We are all subject to some degree of experiential uncertainties and have acquired the sense where the central role of love’s frequent absence points to its own hypocrisy.   And we lapse conveniently into the comfortable understanding of the human condition as one where we are all in a perpetually suspended state of incompleteness, in an endless search of that elusive Happiness.   The urge for “more” and “better” becomes quickly the justification for the pursuit of selfishness, thinly disguised as the noble accumulation of material wealth and prosperity in the hope of locating the happiness which satisfies the ultimate true meaning and purpose of life’s brief moment.  

Sadly, but expectantly, “more” and “better” did not deliver the promised Happiness.   The pursuit for life’s purpose hence degenerates into itself as the end; this is quite inevitable really, having already availed and tasted the sweet addictive juice of the self as its bedfellow.

Samuel Beckett the philosopher fought back at “more” and “better” with the notion of “Lessness” (1970), a taking away rather than “moreness” and “adding to”. His is a philosophy, or ‘tao’, of subtraction.  He was of the view that “anyone nowadays, anybody who pays the slightest attention to their own experience, finds it the experience of the non-knower.” The more one gets, the more one wants; and the more one knows, the more one realizes that he knows only so little of life’s infinite wisdom and knowledge.

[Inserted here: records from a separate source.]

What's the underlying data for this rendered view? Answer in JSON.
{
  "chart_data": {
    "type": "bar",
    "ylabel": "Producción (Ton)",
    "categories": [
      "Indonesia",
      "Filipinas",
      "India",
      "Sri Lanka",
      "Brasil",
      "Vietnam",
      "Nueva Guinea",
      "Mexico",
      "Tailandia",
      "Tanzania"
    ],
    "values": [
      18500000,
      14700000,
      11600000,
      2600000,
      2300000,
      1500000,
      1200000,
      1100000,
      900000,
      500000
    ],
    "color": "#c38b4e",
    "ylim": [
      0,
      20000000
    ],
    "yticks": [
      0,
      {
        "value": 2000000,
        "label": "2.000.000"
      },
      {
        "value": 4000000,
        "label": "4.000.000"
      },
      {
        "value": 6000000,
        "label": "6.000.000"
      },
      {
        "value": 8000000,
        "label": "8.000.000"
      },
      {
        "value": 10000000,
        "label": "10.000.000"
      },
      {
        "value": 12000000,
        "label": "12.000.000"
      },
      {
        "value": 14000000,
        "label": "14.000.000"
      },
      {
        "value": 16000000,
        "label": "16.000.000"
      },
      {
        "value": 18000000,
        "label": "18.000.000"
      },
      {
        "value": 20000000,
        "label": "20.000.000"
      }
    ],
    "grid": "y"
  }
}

Understandably, a deepening sense of impotence, ignorance and a sense of failure inevitably follows increasing education and learning! We need to throw away intellectual solutions and move away from the destructive need to dominate life and others.  

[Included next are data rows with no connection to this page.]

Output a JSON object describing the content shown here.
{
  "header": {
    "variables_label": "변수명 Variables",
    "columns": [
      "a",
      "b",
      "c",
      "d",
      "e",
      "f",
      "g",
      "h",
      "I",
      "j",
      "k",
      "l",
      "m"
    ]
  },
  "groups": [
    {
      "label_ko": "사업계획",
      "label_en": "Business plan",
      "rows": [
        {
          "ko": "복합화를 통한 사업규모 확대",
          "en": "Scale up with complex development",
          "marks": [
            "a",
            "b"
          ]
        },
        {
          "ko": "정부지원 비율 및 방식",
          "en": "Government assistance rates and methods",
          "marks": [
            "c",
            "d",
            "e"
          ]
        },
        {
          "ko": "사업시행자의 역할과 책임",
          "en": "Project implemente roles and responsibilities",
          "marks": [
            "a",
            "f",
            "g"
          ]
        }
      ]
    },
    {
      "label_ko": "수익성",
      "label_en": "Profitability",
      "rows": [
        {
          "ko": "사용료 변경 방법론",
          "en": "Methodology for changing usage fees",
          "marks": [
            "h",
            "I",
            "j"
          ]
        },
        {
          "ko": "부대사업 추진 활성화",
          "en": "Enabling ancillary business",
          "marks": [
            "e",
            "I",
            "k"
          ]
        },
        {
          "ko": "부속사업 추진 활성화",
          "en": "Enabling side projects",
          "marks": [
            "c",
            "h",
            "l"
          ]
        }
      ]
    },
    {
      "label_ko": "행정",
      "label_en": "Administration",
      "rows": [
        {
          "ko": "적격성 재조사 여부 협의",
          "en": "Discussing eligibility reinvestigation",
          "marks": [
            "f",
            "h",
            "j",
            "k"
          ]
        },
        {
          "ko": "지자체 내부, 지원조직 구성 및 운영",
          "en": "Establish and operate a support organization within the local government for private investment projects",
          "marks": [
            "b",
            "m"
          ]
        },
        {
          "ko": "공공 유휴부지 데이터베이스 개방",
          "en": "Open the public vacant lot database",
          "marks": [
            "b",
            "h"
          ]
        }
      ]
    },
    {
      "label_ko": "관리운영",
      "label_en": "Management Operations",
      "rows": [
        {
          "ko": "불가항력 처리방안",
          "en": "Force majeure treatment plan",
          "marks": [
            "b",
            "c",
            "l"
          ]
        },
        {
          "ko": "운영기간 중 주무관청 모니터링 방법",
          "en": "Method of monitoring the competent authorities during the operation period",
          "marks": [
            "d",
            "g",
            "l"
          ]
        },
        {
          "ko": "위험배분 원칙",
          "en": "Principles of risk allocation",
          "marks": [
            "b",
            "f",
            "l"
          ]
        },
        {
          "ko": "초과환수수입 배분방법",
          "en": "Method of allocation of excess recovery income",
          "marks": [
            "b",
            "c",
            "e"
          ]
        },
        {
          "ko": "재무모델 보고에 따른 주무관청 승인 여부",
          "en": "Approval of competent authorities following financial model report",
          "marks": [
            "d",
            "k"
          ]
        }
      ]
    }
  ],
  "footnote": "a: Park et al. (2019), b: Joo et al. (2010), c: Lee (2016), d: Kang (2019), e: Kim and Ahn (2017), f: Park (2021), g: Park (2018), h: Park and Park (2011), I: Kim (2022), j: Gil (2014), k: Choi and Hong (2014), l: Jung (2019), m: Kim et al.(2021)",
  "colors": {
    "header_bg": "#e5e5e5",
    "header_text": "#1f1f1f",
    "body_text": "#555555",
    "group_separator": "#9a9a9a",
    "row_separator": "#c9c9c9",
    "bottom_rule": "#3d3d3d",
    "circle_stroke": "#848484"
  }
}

The common experience of many is thus one of waiting and struggling with a pervading sense of futility in the face of receding from the reach of happiness as one progress in years. The skeptics shouted, “It’s not even possible to talk about the Truth”.  The frustration of finding Truth is the integral part of his painful anguish in the loneliness of the man seeking Love.   The anguish of loneliness lies in one’s persistence in a meaningless world without any significant others to love and share his Life.

Quite clearly,
“We shall not cease from exploration;
And the end of all our exploring
          Will be to arrive where we started
                             And know the place for the first time.
By T.S. Eliot (1942) “Little Gidding”

True love has always been before us, just after the tip of our noses.  God said, “You (are able to) love because I first love you” (1 John 4:19).  

So, does one first develop the capacity to love before being loved?   What then is the human state before loving and being loved?   A love for Self, of course.

It is the realisation that one has already been loved, by God no less, that the bondage to the Self is broken.   One then breaks free, to enjoy the liberation that empowers care, concern and the privilege to love another human being.   This privilege will soon experience and embrace much wonderful and silent pain …. What contradictions! and what beauty is the foundation of eternal wisdom!   The nourishing feeling of being loved feeds to drive the daily meaningless activities of work and existence.   And the only response of being loved is really to love those who love us … as well as those who have not yet known us.    

True happiness, like true love, is found only through contributing to the enhancement of happiness and love in other people.   

A new day has dawn.  Thank God for the privilege of another Day.